Yes, you can set up your Slackbot to reply in both private conversations and public Slack channels.

Comments (9)

  1. Ricky

    I can get this to work in a channel, but not in a private DM chat. Is this just a matter of setting the BOT token scope? Or will I need to do something else to make this work in a DM chat? I’ve tried to @ my bot (invite) to a DM chat, but it doesn’t actually invite them.

    1. Joren Wouters

      Hey Ricky! What do you mean by a private DM Chat? Is this a group chat or a 1:1 chat with the Slack chatbot?

  2. Ricky

    OK, so looks like you can’t integrate the bot to an existing DM chat or an existing DM group chat. If you create a new DM and @ the bot into the conversation, then it’ll respond to messages. However, if you @ the bot in an existing chat, even though it says it’ll be invited, it won’t actually be included in the chat.

    From the api.slack.com page where you manage your BOT, you can add it to a workspace and choose a specific channel or even a DM chat to add it to. If you add it to a DM chat from there, the chat will say something like “added an integration to this channel: (name of your bot)” and it will still NOT respond to messages. Only way is to create a new DM chat and @ the bot while you add the users to include in the chat.

    Alternatively, convert the chat to a private channel and that’ll work. It kinda sucks but is there a way to make this work with existing DM chat, without going through what I did?

    1. Joren Wouters

      Hey Ricky! What do you mean by a private DM Chat?
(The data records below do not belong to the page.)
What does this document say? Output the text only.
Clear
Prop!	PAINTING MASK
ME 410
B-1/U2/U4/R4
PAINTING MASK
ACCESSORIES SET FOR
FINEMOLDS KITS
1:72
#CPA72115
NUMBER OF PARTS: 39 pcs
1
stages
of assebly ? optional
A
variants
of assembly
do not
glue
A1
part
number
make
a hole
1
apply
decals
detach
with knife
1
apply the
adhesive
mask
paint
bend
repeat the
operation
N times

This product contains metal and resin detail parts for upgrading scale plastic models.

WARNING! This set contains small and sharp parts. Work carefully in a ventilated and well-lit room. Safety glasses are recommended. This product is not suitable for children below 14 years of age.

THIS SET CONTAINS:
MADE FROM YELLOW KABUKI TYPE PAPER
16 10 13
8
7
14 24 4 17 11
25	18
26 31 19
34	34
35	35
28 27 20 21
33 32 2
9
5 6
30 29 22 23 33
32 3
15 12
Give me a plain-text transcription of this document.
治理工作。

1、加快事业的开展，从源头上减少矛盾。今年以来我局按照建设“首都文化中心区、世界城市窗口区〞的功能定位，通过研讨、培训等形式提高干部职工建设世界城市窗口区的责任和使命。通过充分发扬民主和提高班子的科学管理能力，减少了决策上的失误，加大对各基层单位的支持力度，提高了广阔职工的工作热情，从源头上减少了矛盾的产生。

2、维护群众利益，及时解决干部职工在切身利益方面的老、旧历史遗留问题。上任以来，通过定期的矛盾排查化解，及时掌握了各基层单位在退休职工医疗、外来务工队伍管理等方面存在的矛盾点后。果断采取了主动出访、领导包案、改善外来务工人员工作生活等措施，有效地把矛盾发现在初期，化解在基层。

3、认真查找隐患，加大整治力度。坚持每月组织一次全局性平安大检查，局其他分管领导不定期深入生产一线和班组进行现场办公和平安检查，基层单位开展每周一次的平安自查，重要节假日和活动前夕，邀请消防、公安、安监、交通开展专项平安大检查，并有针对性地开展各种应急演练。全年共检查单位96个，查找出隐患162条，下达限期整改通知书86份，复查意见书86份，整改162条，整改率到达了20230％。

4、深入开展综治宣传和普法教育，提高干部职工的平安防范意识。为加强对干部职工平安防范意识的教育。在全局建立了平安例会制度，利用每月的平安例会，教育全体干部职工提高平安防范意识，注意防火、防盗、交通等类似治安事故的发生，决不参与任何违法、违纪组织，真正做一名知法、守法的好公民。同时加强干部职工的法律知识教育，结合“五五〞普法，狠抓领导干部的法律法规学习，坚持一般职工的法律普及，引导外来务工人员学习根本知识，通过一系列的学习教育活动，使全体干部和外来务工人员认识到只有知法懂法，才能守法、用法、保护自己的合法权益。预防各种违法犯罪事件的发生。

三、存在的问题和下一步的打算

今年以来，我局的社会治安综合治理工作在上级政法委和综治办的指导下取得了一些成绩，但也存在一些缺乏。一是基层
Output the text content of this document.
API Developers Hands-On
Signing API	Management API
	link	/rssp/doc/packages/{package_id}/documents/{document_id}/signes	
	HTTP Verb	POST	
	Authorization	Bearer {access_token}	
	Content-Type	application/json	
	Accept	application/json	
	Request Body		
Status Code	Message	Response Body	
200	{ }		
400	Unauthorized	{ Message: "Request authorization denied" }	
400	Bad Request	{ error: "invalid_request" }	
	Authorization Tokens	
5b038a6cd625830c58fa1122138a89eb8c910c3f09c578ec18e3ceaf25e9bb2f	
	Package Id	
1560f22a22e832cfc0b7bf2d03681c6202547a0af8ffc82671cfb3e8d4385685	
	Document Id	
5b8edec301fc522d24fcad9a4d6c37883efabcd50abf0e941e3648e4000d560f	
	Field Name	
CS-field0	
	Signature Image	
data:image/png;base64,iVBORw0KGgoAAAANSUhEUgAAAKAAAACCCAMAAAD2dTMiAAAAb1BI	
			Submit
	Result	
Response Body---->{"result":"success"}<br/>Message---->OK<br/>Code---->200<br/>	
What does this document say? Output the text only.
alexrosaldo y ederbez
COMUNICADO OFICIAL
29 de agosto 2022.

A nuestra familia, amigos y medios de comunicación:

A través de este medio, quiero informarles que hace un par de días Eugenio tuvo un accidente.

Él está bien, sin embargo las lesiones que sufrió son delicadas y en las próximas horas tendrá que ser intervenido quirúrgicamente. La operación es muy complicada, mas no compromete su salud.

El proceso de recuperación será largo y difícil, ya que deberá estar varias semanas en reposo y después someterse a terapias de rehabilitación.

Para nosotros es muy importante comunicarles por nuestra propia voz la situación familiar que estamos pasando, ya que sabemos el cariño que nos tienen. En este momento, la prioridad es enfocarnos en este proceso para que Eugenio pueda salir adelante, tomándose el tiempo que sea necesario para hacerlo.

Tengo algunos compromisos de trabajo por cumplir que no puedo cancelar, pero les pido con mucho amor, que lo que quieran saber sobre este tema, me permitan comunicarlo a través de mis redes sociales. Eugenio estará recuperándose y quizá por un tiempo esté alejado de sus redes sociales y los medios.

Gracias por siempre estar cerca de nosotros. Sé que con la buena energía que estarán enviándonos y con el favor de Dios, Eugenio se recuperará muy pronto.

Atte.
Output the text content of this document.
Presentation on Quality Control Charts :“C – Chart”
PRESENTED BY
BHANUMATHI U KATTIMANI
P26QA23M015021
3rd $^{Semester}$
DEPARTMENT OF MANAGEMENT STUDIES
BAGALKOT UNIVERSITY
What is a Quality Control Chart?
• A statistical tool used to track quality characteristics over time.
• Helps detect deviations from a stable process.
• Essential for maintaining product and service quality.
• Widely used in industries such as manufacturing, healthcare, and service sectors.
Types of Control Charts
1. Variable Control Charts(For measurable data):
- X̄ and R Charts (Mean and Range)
Is this a group chat or a 1:1 chat with the Slack chatbot?

  3. Chandni

    Are the 500 interactions of the free plan per month or once you reach them you have to change to a paid plan? 🙂

    1. Joren Wouters

      Hey Chandi! Yes, the 500 interactions are per month. So if you have more than 500 interactions within one month, you need to go with a paid plan 🙂

  4. Gopal

    Hi Joren Wouters,
    Great video. Can we integrate our application related APIs also in this? So that whenever there is an application related questions, the chatbot will call that api, get the response and share it in the slack? If its not possible, do you know, where can we get details about integrating custom/application apis with slack chatbot?


    1. Joren Wouters

      Hey Gopal! Yes, that is possible using Flow XO.

  5. Gopal

    Hi Joren Wouters,

    Thanks for your response. Can you share some samples on custom application API integration?